Être l’objet de l’Autre est la position première d’un sujet. Aussi est-il primordial, lorsqu’il est en position de victime, de repérer comment il se fait l’objet de l’Autre.
Lorsque Océane, vingt-huit ans, fait une demande de traitement au CPCT, elle énonce qu’elle a « fait de l’anorexie » et qu’elle pense à se tuer tout le temps. Elle vient donc pour que ça change. Ce traitement mettra en évidence que ce sujet se fait l’objet de l’Autre maternel.
S’enfermer dans son apéricube
Océane n’arrive plus à sortir de chez elle depuis deux ans.
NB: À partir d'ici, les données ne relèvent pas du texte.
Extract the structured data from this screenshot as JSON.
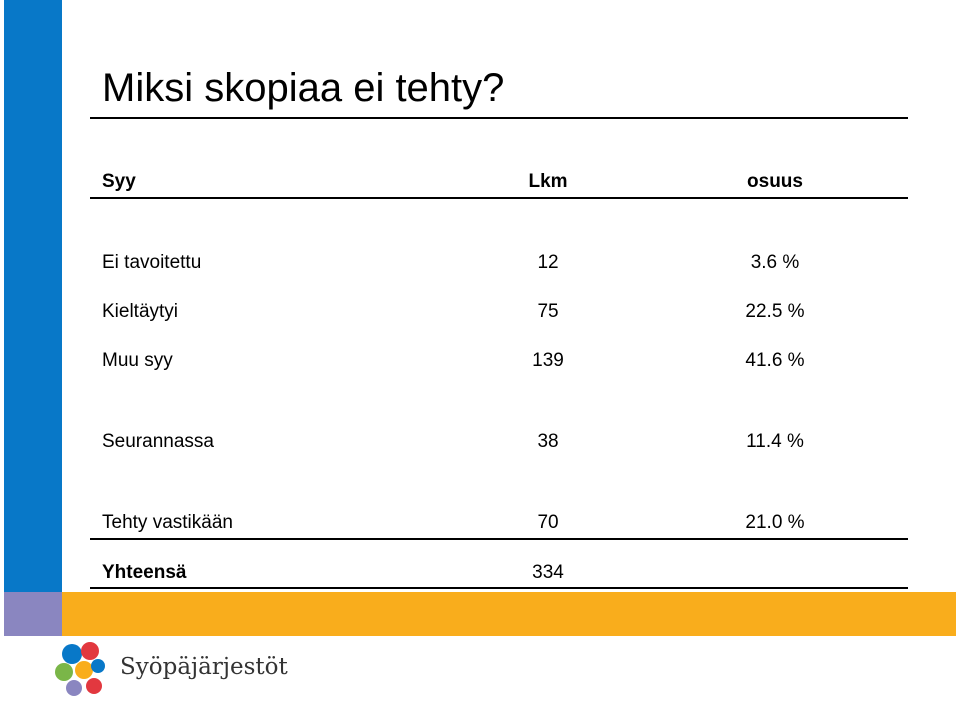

Souvent, elle reste dans l’obscurité, seule, et ses idées noires la figent durant des heures. Elle enclôt son existence dans l’espace étriqué de son appartement qu’elle appelle avec humour : « un apéricube ».
Enfermée dans une jouissance Une qui la coupe de l’autre, elle a interrompu sa formation pour « éviter trop de contacts avec les autres ».
Confrontée à la perte de son père à l’âge de treize ans, Océane n’a senti un « contrecoup » que deux ans après. Sa mère s’était effondrée et Océane l’avait soutenue. À partir de quinze/seize ans, elle fait plusieurs « T.S ». Invitée à en préciser les modalités, elle déplie alors la répétition d’un passage à l’acte qui réussit à échouer. Océane est fatiguée de vivre mais pas au point d’en finir. Nous ponctuons la quatrième séance sur ces mots : « C’est la vie qui vous tient, la mort ne veut pas de vous ! » Elle a ainsi trouvé une accroche au CPCT : ici elle peut dire ce qu’elle n’a jamais dit à personne.
Au fil des séances, Océane se raccroche peu à peu à la vie et aux autres. Mais une autre position de jouissance se fait jour : elle est victime de sa mère et de son inquiétude.
Être une soupape pour sa mère
Depuis qu’elle a quitté le domicile familial, Océane se voit imposer un appel quotidien de sa mère. Celle-ci lui téléphone chaque jour, sans exception, à vingt heures précises. Freud repère que ce qui l’emporte chez certains sujets, « ce n’est pas la volonté de guérir, mais le besoin d’être malade »[1]. Et force est de constater que cette jeune femme ne peut se passer de cette mère ! Chaque semaine, elle peut dire qu’elle ne veut plus y aller mais elle y retourne. Un week-end, sa mère a insisté auprès d’elle pour qu’elle vienne parce qu’elle ne supporte plus la grand-mère. Océane énonce alors sa position d’objet maternel : elle sert de soupape à sa mère qui n’en peut plus de la grand-mère, comme elle a servi d’interprète entre sa mère et son frère quand il a interrompu ses études.
Le traitement au CPCT a permis à Océane de reprendre goût à la vie. Elle sort de son apéricube, elle renoue des liens qui s’étaient distendus. Ce sujet n’est pas tout à fait parvenu à se déloger de la position d’objet de l’Autre. Océane s’impose toujours de revenir chaque week-end auprès de sa mère et de lui répondre au téléphone tous les soirs. Cependant son existence est beaucoup moins mortifère ! Nous faisons alors l’hypothèse que l’amorce d’une séparation d’avec l’Autre maternel a produit un certain allègement du sujet.
[1] Freud S., « Le Moi et le Ça », Essais de psychanalyse, Payot, 2001, p. 293.